Broadband Communities Summit in Dallas: Day Two

Bill_ColemanMore news from the Broadband Communities Summit in Dallas.  Some very interesting stuff from the economic development track.

Michael Renders is the expert on FTTH and broadband survey research .  He had some very interesting findings about the value of broadband and its impact on economic development.  He estimates that a FTTH network brings $1600 per house/business passed per year in increased economic activity to a community.  He also estimates that people will pay up to $5500 more for a house that is connected to a FTTH network than a similar house without such a connection.

Jane Patterson, former leader of broadband development in North Carolina said that 31% of rural North Carolinians made money off their network connection through home businesses and that another 14% are planning to start home businesses.

SNG’s Michael Curri talked about how doing business technology assessments provides great base data as well as a pathway for direct business assistance to increase business vitality.  (Michael Curri did a webinar for Blandin Foundation within the last year.)

Christopher Mitchell provided a great list of success stories of how communities have spurred business growth by meeting local business’ bandwidth needs.  He highlighted the variety of approaches that these communities have used, some community-wide, some business only.

Heather Gold, FTTH Council president, demonstrated their new FTTH Community ToolKit.  It looks like a great tool!  Check it out.

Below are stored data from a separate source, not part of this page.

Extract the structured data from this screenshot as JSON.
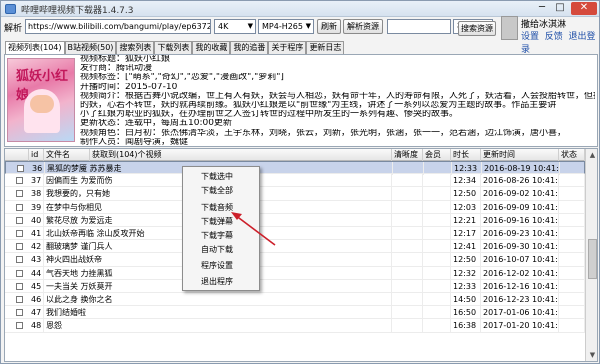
{
  "window": {
    "title": "哔哩哔哩视频下载器1.4.7.3",
    "min": "─",
    "max": "□",
    "close": "✕"
  },
  "toolbar": {
    "url_label": "解析",
    "url_value": "https://www.bilibili.com/bangumi/play/ep63725",
    "quality": "4K",
    "format": "MP4-H265",
    "refresh_button": "刷新",
    "parse_button": "解析资源",
    "search_value": "",
    "search_type": "视频",
    "search_button": "搜索资源"
  },
  "user": {
    "name": "撒给冰淇淋",
    "links": [
      "设置",
      "反馈",
      "退出登录"
    ]
  },
  "tabs": [
    "视频列表(104)",
    "B站视频(50)",
    "搜索列表",
    "下载列表",
    "我的收藏",
    "我的追番",
    "关于程序",
    "更新日志"
  ],
  "cover_text": "狐妖小红娘",
  "info_lines": [
    "视频标题：狐妖小红娘",
    "发行商：腾讯动漫",
    "视频标签：[\"萌系\",\"奇幻\",\"恋爱\",\"漫画改\",\"萝莉\"]",
    "开播时间：2015-07-10",
    "视频简介：根据古舞小说改编，世上有人有妖，妖会与人相恋，妖有命千年，人的寿命有限，人死了，妖活着，人会投胎转世，但投胎以后不记得",
    "的妖，心若不转世，妖的就再续前缘。狐妖小红娘是以\"前世缘\"为主线，讲述了一系列以恋爱为主题的故事。作品主要讲",
    "小了红娘为职业的狐妖，在办理前世之人签订转世的过程中所发生的一系列有趣、惨哭的故事。",
    "更新状态：连载中，每周五10:00更新",
    "视频角色：白月初：张杰佛清华淡，王宇东林，刘晓，张云，刘新，张光明，张涵，张一一，范若涵，边江饰演，唐小喜，",
    "制作人员：闻剧导演，魏健"
  ],
  "table": {
    "headers": [
      "id",
      "文件名",
      "获取到(104)个视频",
      "清晰度",
      "会员",
      "时长",
      "更新时间",
      "状态"
    ],
    "rows": [
      {
        "id": "36",
        "name": "黑狐的梦魇 苏苏暴走",
        "dur": "12:33",
        "date": "2016-08-19 10:41:54",
        "selected": true
      },
      {
        "id": "37",
        "name": "因偏而生 为爱而伤",
        "dur": "12:34",
        "date": "2016-08-26 10:41:54",
        "selected": false
      },
      {
        "id": "38",
        "name": "我想要的，只有她",
        "dur": "12:50",
        "date": "2016-09-02 10:41:54",
        "selected": false
      },
      {
        "id": "39",
        "name": "在梦中与你相见",
        "dur": "12:03",
        "date": "2016-09-09 10:41:54",
        "selected": false
      },
      {
        "id": "40",
        "name": "繁花尽放 为爱远走",
        "dur": "12:21",
        "date": "2016-09-16 10:41:54",
        "selected": false
      },
      {
        "id": "41",
        "name": "北山妖帝再临 涂山反攻开始",
        "dur": "12:17",
        "date": "2016-09-23 10:41:54",
        "selected": false
      },
      {
        "id": "42",
        "name": "翻玻璃梦 谨门兵人",
        "dur": "12:41",
        "date": "2016-09-30 10:41:54",
        "selected": false
      },
      {
        "id": "43",
        "name": "神火四出战妖帝",
        "dur": "12:50",
        "date": "2016-10-07 10:41:54",
        "selected": false
      },
      {
        "id": "44",
        "name": "气吞天地 力挫黑狐",
        "dur": "12:32",
        "date": "2016-12-02 10:41:54",
        "selected": false
      },
      {
        "id": "45",
        "name": "一夫当关 万妖莫开",
        "dur": "12:33",
        "date": "2016-12-16 10:41:54",
        "selected": false
      },
      {
        "id": "46",
        "name": "以此之身 换你之名",
        "dur": "14:50",
        "date": "2016-12-23 10:41:54",
        "selected": false
      },
      {
        "id": "47",
        "name": "我们结婚啦",
        "dur": "16:50",
        "date": "2017-01-06 10:41:54",
        "selected": false
      },
      {
        "id": "48",
        "name": "恩怨",
        "dur": "16:38",
        "date": "2017-01-20 10:41:54",
        "selected": false
      }
    ]
  },
  "context_menu": [
    "下载选中",
    "下载全部",
    "下载音频",
    "下载弹幕",
    "下载字幕",
    "自动下载",
    "程序设置",
    "退出程序"
  ],
  "colors": {
    "selection": "#c8d3ea",
    "link": "#1f4fa8",
    "arrow": "#cc1f2a"
  }
}
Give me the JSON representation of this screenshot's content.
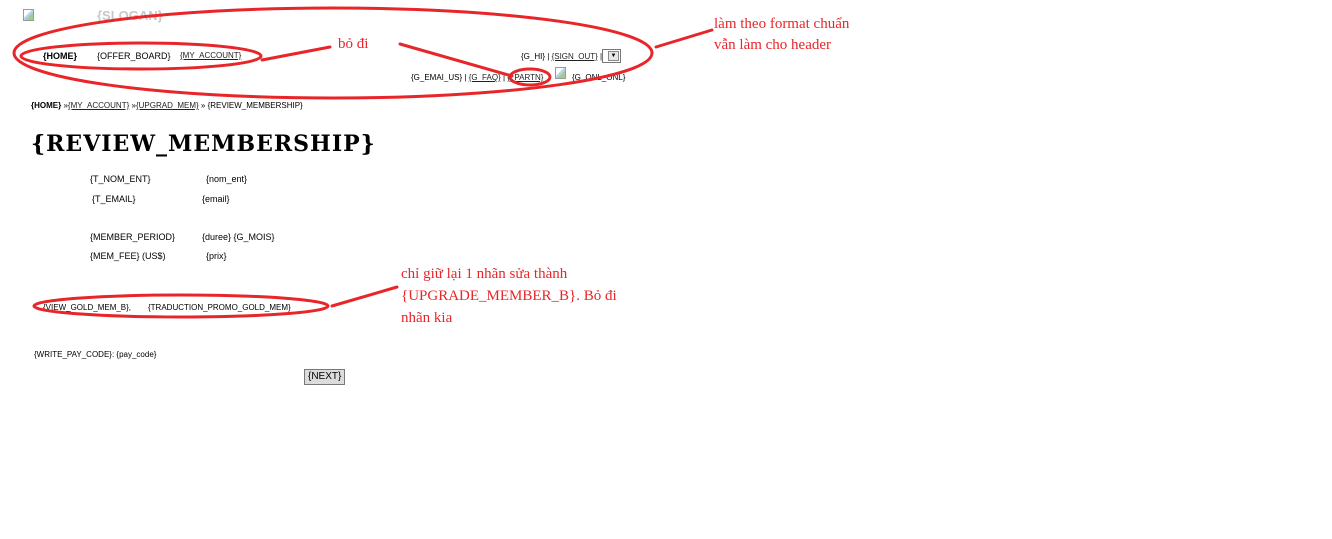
{
  "header": {
    "slogan": "{SLOGAN}",
    "nav": {
      "home": "{HOME}",
      "offer_board": "{OFFER_BOARD}",
      "my_account": "{MY_ACCOUNT}"
    },
    "top_right": {
      "g_hi": "{G_HI}",
      "sep1": "|",
      "sign_out": "{SIGN_OUT}",
      "sep2": "|"
    },
    "bottom_right": {
      "email_us": "{G_EMAI_US}",
      "sep1": "|",
      "faq": "{G_FAQ}",
      "sep2": "|",
      "partner": "{_PARTN}",
      "online": "{G_ONL_ONL}"
    }
  },
  "breadcrumb": {
    "home": "{HOME}",
    "sep1": "»",
    "my_account": "{MY_ACCOUNT}",
    "sep2": "»",
    "upgrade": "{UPGRAD_MEM}",
    "sep3": "»",
    "current": "{REVIEW_MEMBERSHIP}"
  },
  "page_title": "{REVIEW_MEMBERSHIP}",
  "details": {
    "nom_label": "{T_NOM_ENT}",
    "nom_value": "{nom_ent}",
    "email_label": "{T_EMAIL}",
    "email_value": "{email}",
    "period_label": "{MEMBER_PERIOD}",
    "period_value": "{duree} {G_MOIS}",
    "fee_label": "{MEM_FEE} (US$)",
    "fee_value": "{prix}"
  },
  "upgrade_labels": {
    "view_gold": "{VIEW_GOLD_MEM_B},",
    "promo": "{TRADUCTION_PROMO_GOLD_MEM}"
  },
  "payment": {
    "label": "{WRITE_PAY_CODE}:",
    "value": "{pay_code}"
  },
  "next_button": "{NEXT}",
  "annotations": {
    "remove": "bỏ đi",
    "header_line1": "làm theo format chuẩn",
    "header_line2": "vẫn làm cho header",
    "keep_line1": "chỉ giữ lại 1 nhãn sửa thành",
    "keep_line2": "{UPGRADE_MEMBER_B}. Bỏ đi",
    "keep_line3": "nhãn kia"
  },
  "colors": {
    "annotation_red": "#e8262a"
  }
}
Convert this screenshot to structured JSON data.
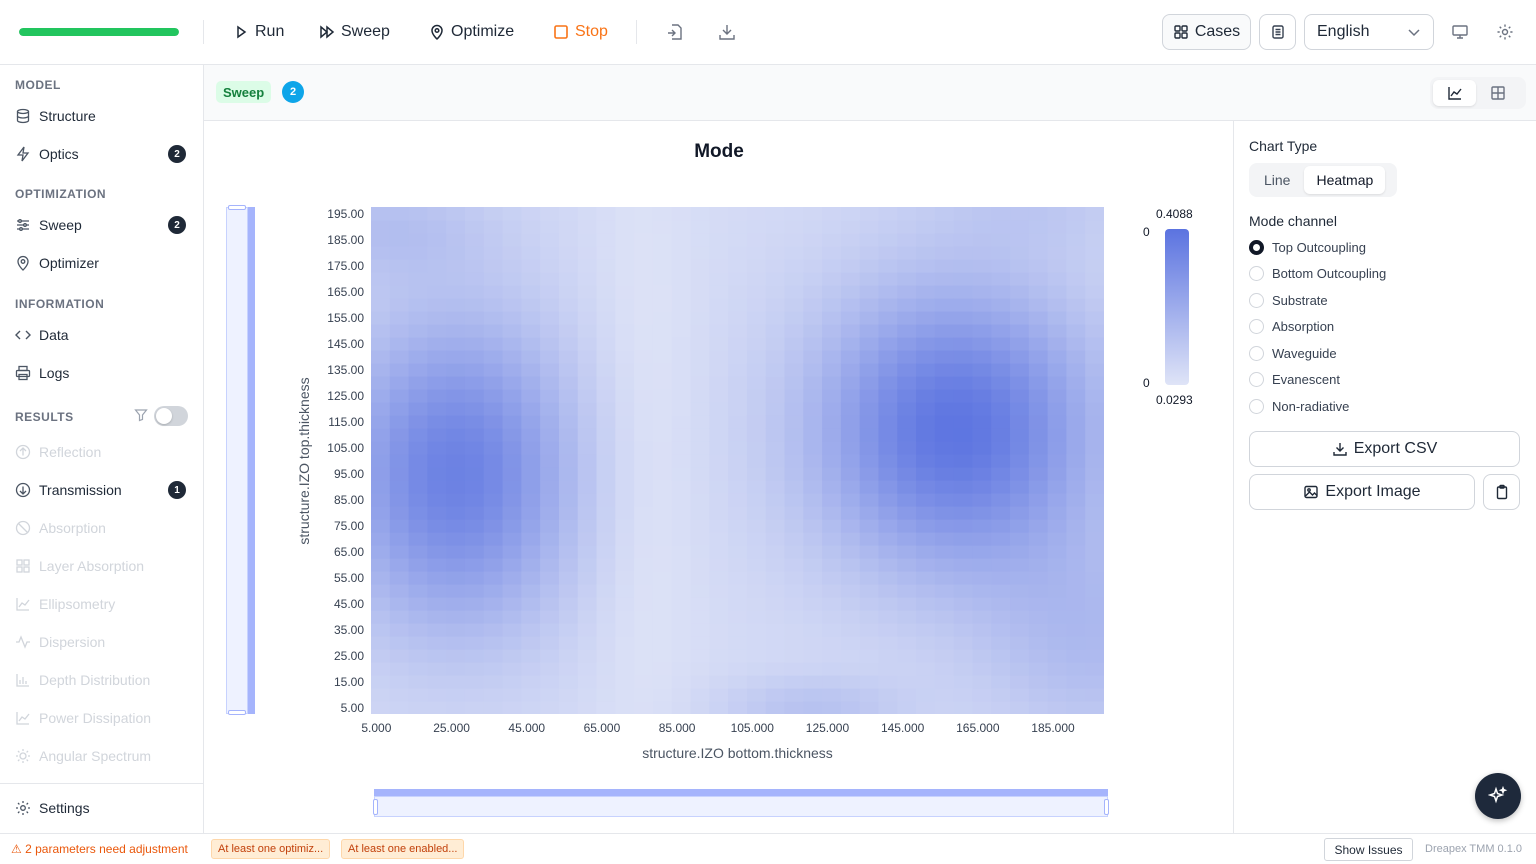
{
  "toolbar": {
    "progress": 1.0,
    "run_label": "Run",
    "sweep_label": "Sweep",
    "optimize_label": "Optimize",
    "stop_label": "Stop",
    "cases_label": "Cases",
    "language": "English"
  },
  "sidebar": {
    "sections": {
      "model": "MODEL",
      "optimization": "OPTIMIZATION",
      "information": "INFORMATION",
      "results": "RESULTS"
    },
    "model_items": [
      {
        "label": "Structure",
        "icon": "database-icon"
      },
      {
        "label": "Optics",
        "icon": "bolt-icon",
        "badge": "2"
      }
    ],
    "optimization_items": [
      {
        "label": "Sweep",
        "icon": "sliders-icon",
        "badge": "2"
      },
      {
        "label": "Optimizer",
        "icon": "pin-icon"
      }
    ],
    "information_items": [
      {
        "label": "Data",
        "icon": "code-icon"
      },
      {
        "label": "Logs",
        "icon": "printer-icon"
      }
    ],
    "results_items": [
      {
        "label": "Reflection",
        "icon": "arrow-up-circle-icon",
        "enabled": false
      },
      {
        "label": "Transmission",
        "icon": "arrow-down-circle-icon",
        "enabled": true,
        "badge": "1"
      },
      {
        "label": "Absorption",
        "icon": "ban-icon",
        "enabled": false
      },
      {
        "label": "Layer Absorption",
        "icon": "grid-icon",
        "enabled": false
      },
      {
        "label": "Ellipsometry",
        "icon": "chart-line-icon",
        "enabled": false
      },
      {
        "label": "Dispersion",
        "icon": "activity-icon",
        "enabled": false
      },
      {
        "label": "Depth Distribution",
        "icon": "bar-chart-icon",
        "enabled": false
      },
      {
        "label": "Power Dissipation",
        "icon": "chart-line-icon",
        "enabled": false
      },
      {
        "label": "Angular Spectrum",
        "icon": "sun-icon",
        "enabled": false
      }
    ],
    "settings_label": "Settings"
  },
  "subheader": {
    "tag": "Sweep",
    "count": "2"
  },
  "chart_data": {
    "type": "heatmap",
    "title": "Mode",
    "xlabel": "structure.IZO bottom.thickness",
    "ylabel": "structure.IZO top.thickness",
    "x_ticks": [
      "5.000",
      "25.000",
      "45.000",
      "65.000",
      "85.000",
      "105.000",
      "125.000",
      "145.000",
      "165.000",
      "185.000"
    ],
    "y_ticks": [
      "195.00",
      "185.00",
      "175.00",
      "165.00",
      "155.00",
      "145.00",
      "135.00",
      "125.00",
      "115.00",
      "105.00",
      "95.00",
      "85.00",
      "75.00",
      "65.00",
      "55.00",
      "45.00",
      "35.00",
      "25.00",
      "15.00",
      "5.00"
    ],
    "xlim": [
      5,
      200
    ],
    "ylim": [
      5,
      200
    ],
    "grid_step": 5,
    "value_range": [
      0.0293,
      0.4088
    ],
    "colorbar": {
      "max_label": "0.4088",
      "min_label": "0.0293",
      "upper_handle": "0",
      "lower_handle": "0"
    },
    "color_low": "#dfe4f7",
    "color_high": "#5b73e0"
  },
  "right_panel": {
    "chart_type_label": "Chart Type",
    "chart_types": [
      {
        "label": "Line",
        "active": false
      },
      {
        "label": "Heatmap",
        "active": true
      }
    ],
    "mode_channel_label": "Mode channel",
    "mode_channels": [
      {
        "label": "Top Outcoupling",
        "checked": true
      },
      {
        "label": "Bottom Outcoupling",
        "checked": false
      },
      {
        "label": "Substrate",
        "checked": false
      },
      {
        "label": "Absorption",
        "checked": false
      },
      {
        "label": "Waveguide",
        "checked": false
      },
      {
        "label": "Evanescent",
        "checked": false
      },
      {
        "label": "Non-radiative",
        "checked": false
      }
    ],
    "export_csv_label": "Export CSV",
    "export_image_label": "Export Image"
  },
  "statusbar": {
    "warning": "⚠ 2 parameters need adjustment",
    "chips": [
      "At least one optimiz...",
      "At least one enabled..."
    ],
    "show_issues_label": "Show Issues",
    "version": "Dreapex TMM 0.1.0"
  }
}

Greg Richardson of Civitium talked about his new concept – Crowdfiber.  Essentially, this is using the Kickstarter model tied to the concept of Google Fiber.  It combines the tools of social networks with the many online payment networks with the goal of raising funds to create fiberhoods, ala Google.  Look at www.crowdfiber.com or follow him at @crowdfiber.

Andrew Cohill of Design Nine helps communities take control of their future.  He believes that money is not the determinant factor. He says that there is plenty of money for broadband – cities and counties spend tons of money on all kinds of things with little thought and that plenty of money is spent on broadband in every community every month – the goal is to capture this money for locally owned and controlled projects.

Cohill believes that communities need to do the hard work of answering this question: What do we want our community to look like in 20 years?  Vision drives the process and the results.  Generally, this vision is similar between communities – new jobs, keep their kids,  new businesses. The problem comes when people want these new results, but don’t want anything else to change!

In response to my question about examples of incumbents willingly partnering with communities, there were no great examples; the only examples were providers late to the initiative as an attempt to save some of their market share.

One interesting concept was the Reverse RFI: in essence, offering public assets like poles, right of way, fiber conduit, etc. available up for use by providers.  The Reverse RFI is an opportunity to make better use of these public assets for better broadband.

This was one session of a very interesting day!